Show where I've done so. Where's the quotes or screenshots? I haven't really discussed the 13th check. It is a COLA that can be received every month or in one lump sum.
However, it is not really a cola because it is not tied to inflation. It is more of an automatic increase in pay that is compounded as well.
Keep on making up stuff about me.
"Do your own research. Check the archives!"
How many time have we heard that? lol....
@9:23 - AMEN! All us PERS retirees did was play by the rules that was handed us. All you private employees don't mind ragging us about the low pay we get for years but when we get a retirement that we HAD to pay into, you get your panties wadded. Tough shitskies. The minimum work years should have be 30 or maybe even 35 all along. I notice that no one mentions the lump-sum option. That probably was a bad idea and should be eliminated.
@ July 1, 2018 at 6:46 PM
"12:03, I saw personally how my coworkers mismanaged money - I saw them use travel advances to buy furniture, I saw them pawn agency property to pay bills, they complained about overdraft fees, and bought cars they couldn't afford and then falsified travel vouchers to make up the difference. I reported each one of these observations to agency execs and they did nothing..."
Then you should have gone to PEER with that level of unethical behavior, especially if agency execs were aware and did not take action.
10:44 "..All us PERS retirees did was play by the rules that was handed us."

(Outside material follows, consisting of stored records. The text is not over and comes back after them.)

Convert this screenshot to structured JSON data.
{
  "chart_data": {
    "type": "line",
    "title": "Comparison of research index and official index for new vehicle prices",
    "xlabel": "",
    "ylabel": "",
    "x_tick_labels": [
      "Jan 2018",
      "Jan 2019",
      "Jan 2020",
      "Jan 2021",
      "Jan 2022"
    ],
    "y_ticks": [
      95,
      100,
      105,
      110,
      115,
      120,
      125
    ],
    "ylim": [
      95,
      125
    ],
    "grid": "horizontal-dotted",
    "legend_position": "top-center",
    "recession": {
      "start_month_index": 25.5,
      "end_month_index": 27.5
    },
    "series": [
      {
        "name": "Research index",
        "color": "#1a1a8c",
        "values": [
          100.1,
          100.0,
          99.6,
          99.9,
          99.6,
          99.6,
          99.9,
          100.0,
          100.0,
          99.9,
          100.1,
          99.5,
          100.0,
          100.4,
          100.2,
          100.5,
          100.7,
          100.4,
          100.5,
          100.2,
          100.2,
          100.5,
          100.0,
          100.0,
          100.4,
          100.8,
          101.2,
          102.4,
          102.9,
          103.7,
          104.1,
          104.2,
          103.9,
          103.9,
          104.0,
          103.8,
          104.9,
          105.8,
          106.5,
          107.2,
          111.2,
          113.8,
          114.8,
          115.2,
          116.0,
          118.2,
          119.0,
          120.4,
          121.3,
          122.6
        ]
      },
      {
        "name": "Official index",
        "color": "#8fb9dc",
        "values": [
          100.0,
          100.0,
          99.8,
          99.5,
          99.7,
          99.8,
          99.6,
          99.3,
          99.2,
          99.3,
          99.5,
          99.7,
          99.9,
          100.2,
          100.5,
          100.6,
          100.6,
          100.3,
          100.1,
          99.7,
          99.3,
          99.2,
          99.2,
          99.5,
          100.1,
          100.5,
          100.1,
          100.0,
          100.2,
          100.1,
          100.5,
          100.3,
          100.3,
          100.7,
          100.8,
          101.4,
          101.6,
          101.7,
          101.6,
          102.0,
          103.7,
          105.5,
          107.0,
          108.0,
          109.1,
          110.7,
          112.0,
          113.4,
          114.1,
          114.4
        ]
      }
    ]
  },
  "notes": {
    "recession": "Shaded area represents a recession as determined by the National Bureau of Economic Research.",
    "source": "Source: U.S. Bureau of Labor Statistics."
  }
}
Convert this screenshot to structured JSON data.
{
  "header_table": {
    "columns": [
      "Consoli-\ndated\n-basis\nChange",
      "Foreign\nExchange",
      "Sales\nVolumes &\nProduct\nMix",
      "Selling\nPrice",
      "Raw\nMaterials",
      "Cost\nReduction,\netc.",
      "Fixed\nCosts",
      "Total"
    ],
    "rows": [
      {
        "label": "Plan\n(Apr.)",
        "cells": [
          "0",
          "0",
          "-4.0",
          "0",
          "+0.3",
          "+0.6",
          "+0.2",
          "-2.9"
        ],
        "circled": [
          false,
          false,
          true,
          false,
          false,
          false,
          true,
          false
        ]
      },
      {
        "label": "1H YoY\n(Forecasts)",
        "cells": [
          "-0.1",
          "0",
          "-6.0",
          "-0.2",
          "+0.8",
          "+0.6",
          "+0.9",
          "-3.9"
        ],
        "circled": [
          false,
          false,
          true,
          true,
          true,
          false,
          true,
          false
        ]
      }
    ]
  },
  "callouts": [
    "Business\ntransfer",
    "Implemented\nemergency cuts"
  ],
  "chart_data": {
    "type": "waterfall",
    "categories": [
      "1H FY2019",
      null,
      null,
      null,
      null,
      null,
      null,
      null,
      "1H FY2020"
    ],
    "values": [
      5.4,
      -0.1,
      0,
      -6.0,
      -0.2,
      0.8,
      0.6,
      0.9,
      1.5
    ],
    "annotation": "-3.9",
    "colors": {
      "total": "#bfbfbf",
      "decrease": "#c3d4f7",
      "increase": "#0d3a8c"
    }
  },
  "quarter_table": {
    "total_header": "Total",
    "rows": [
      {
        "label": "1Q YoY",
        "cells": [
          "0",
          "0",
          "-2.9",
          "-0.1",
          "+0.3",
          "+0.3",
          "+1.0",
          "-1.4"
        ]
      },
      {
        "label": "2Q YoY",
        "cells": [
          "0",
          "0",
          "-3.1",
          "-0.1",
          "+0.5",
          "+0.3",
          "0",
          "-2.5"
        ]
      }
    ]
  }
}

(Just as any politician would)
Says it well.
It continues to amaze me that very few people discuss the fact that VERY few employment opportunities are being created in Mississippi. MDA, the job creation mechanism, is a train wreck. SB1523 sends a negative message regarding diversity and inclusion. Our best and brightest graduates are leaving the state. The legislature refuses to support infrastructure funding. Little coordination of workforce training efforts. AND the positive business tax climate cannot be utilized to attract industry because of everything noted. THAT IS WHY PERS IS SUFFERING! No job creation, no new money in the system, no revenue generated. If Mississippi had effective and visionary leadership expanding and attracting business AND was providing skilled labor, no one would even mention PERS or the “13th check.” Pathetic.